EXAONE-Deep-2.4B
Property | Value |
---|---|
Parameters | 2.14B |
Context Length | 32,768 tokens |
Layers | 30 |
Attention Heads | GQA with 32 Q-heads and 8 KV-heads |
Vocabulary Size | 102,400 |
License | EXAONE AI Model License Agreement 1.1 - NC |
What is EXAONE-Deep-2.4B?
EXAONE-Deep-2.4B is an advanced language model developed by LG AI Research, specifically designed for superior reasoning capabilities in mathematics and coding tasks. As part of the EXAONE Deep family, this model represents a significant achievement in balancing model size with performance, outperforming other models of comparable scale.
Implementation Details
The model features a sophisticated architecture with 30 layers and employs Grouped-Query Attention (GQA) with 32 query heads and 8 key-value heads. It supports an impressive context length of 32,768 tokens and includes tied word embeddings, distinguishing it from its larger siblings in the EXAONE family.
- Advanced reasoning capabilities optimized for math and coding tasks
- Efficient architecture with GQA attention mechanism
- Extensive vocabulary of 102,400 tokens
- Support for bfloat16 precision
Core Capabilities
- Exceptional performance on MATH-500 benchmark with 92.3% pass@1
- Strong results on AIME mathematics competitions
- Competitive performance on CSAT Math and GPQA Diamond tests
- Robust code generation abilities with 46.6% pass rate on Live Code Bench
Frequently Asked Questions
Q: What makes this model unique?
EXAONE-Deep-2.4B stands out for its exceptional reasoning capabilities despite its relatively compact size.
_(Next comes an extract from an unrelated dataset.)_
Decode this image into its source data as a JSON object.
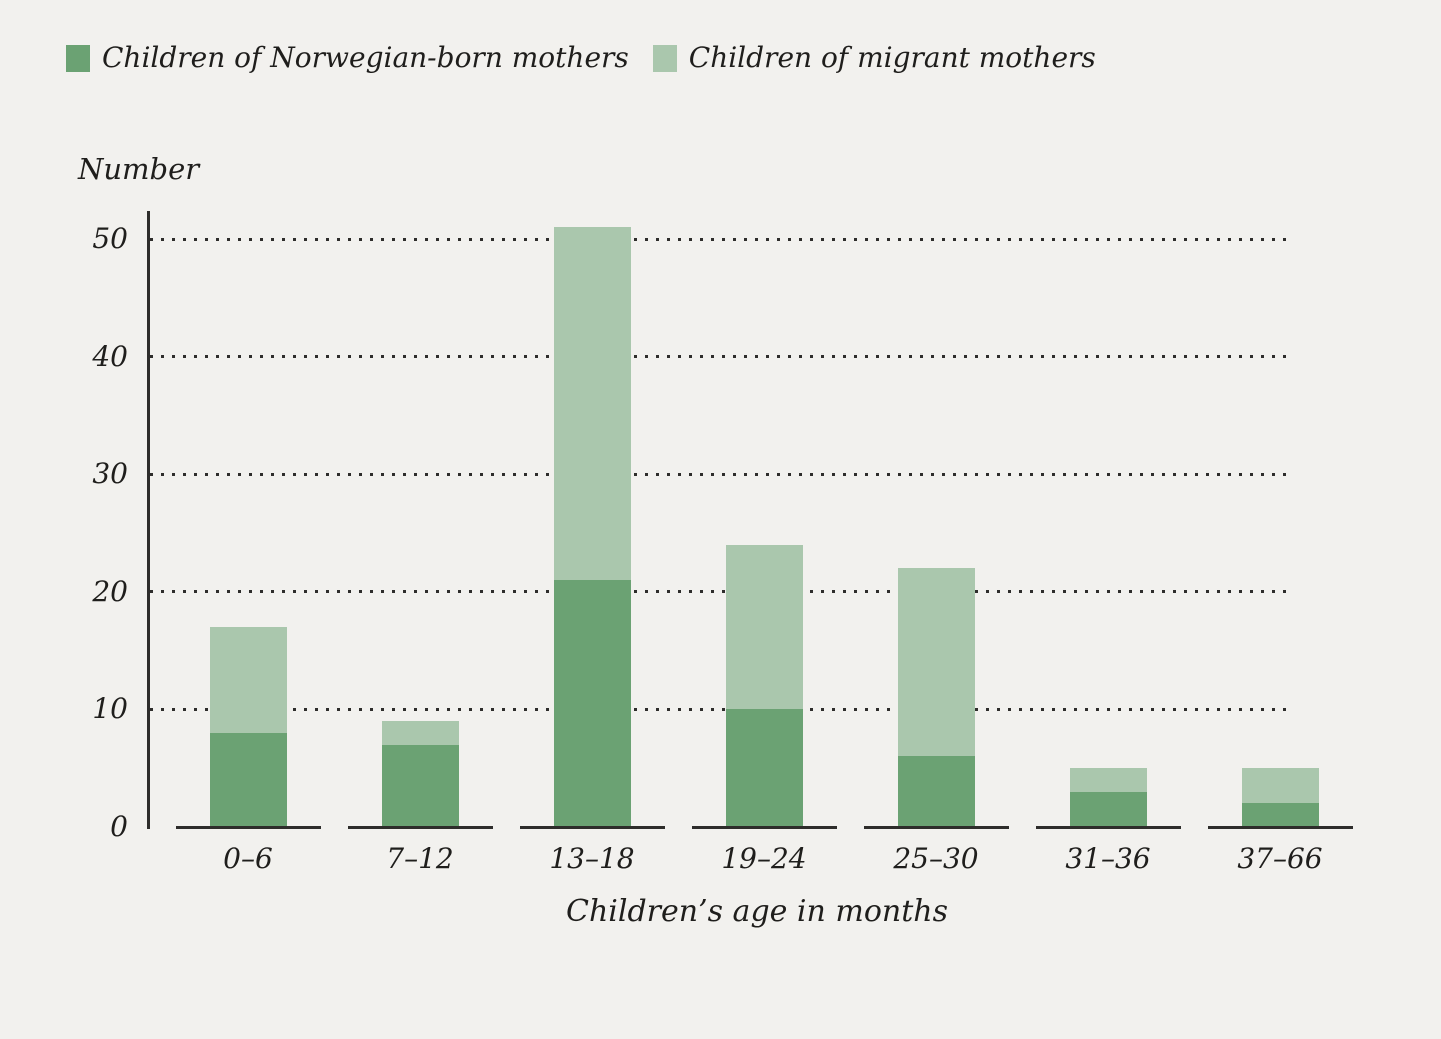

It achieves performance levels that compete with or exceed larger models, particularly in mathematical reasoning and coding tasks.
Q: What are the recommended use cases?
The model excels in mathematical problem-solving, coding tasks, and general reasoning applications. It's particularly well-suited for educational applications, automated mathematics assistance, and code generation tasks that require strong logical reasoning.